SpaceX's Center Core Booster for Falcon Heavy Rocket Is Lost at Sea

James Marshall
April 16, 2019

SpaceX's next Falcon Heavy mission, slated for this summer, will use a new center core, so the loss of the core from last week's mission won't affect it.

At the time of the accident, the stage was being brought back to Port Canaveral by the autonomous spaceport drone ship (ASDS) "Of Course I Still Love You". "As conditions worsened with 8- to 10-foot swells, the booster began to shift and ultimately was unable to remain upright".

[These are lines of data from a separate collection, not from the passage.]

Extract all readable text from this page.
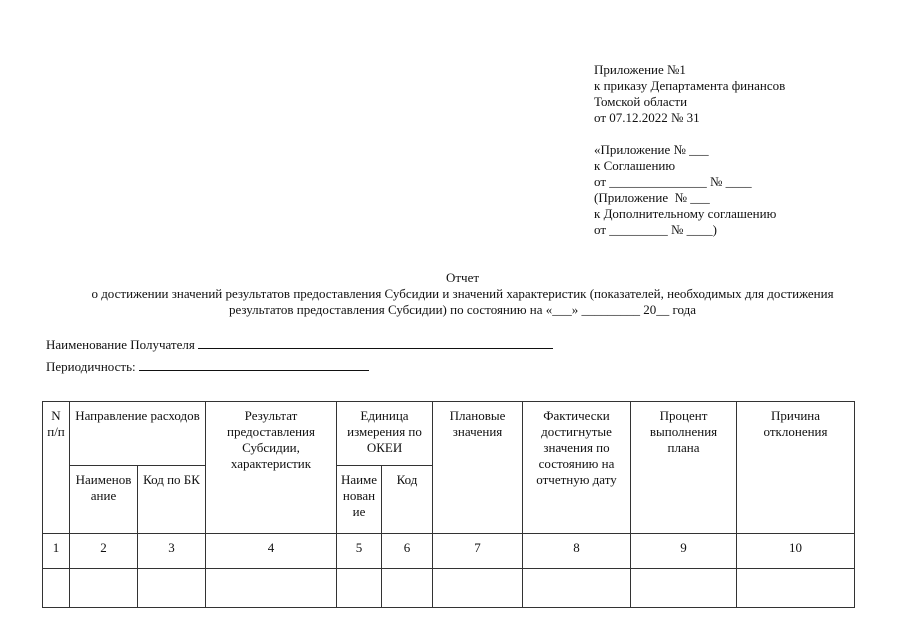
Приложение №1
к приказу Департамента финансов
Томской области
от 07.12.2022 № 31
«Приложение № ___
к Соглашению
от _______________ № ____
(Приложение  № ___
к Дополнительному соглашению
от _________ № ____)
Отчет
о достижении значений результатов предоставления Субсидии и значений характеристик (показателей, необходимых для достижения
результатов предоставления Субсидии) по состоянию на «___» _________ 20__ года
Наименование Получателя
Периодичность:
N п/п	Направление расходов		Результат предоставления Субсидии, характеристик	Единица измерения по ОКЕИ		Плановые значения	Фактически достигнутые значения по состоянию на отчетную дату	Процент выполнения плана	Причина отклонения
	Наименов ание	Код по БК		Наиме нован ие	Код				
1	2	3	4	5	6	7	8	9	10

"Over the weekend, due to rough sea conditions, SpaceX's recovery team was unable to secure the center core booster for its return trip to Port Canaveral", SpaceX told The Verge in a statement. As The Verge noted, the Heavy's central core has a slightly different design than the Falcon 9 first stage, because the former must link up with two side boosters.

Even with the loss of the center core, it doesn't overshadow the milestone of SpaceX landing all three of the Falcon Heavy's boosters.

The SpaceX droneship is now on its way back from the Atlantic. The rocket successfully placed its payload, the Arabsat-6A communications satellite, into a geostationary transfer orbit.

Two side boosters touched down safely at SpaceX's Landing Zones 1 and 2 at Cape Canaveral Air Force Station, not far from their launch pad.

SpaceX also recovered the two halves of the payload fairing from the ocean shortly after they splashed down.

While SpaceX does have hardware on its drone ship created to secure first stages - often referred to as a flat "robot" that holds them in place - it was not used for this mission, which successfully took an Arabsat satellite to orbit last Thursday.

In its first flight, Elon Musk sent a Tesla Roadster to orbit around the sun past year. The company plans to use the system for the next Falcon Heavy mission, which could lift off as soon as June. We do not expect future missions to be impacted, ' the firm added. STP-2 is now scheduled to lift off from Kennedy Space Center's Launch Complex 39A in June and should mark the third time the massive FH takes to the skies.

The center core's landing was a first.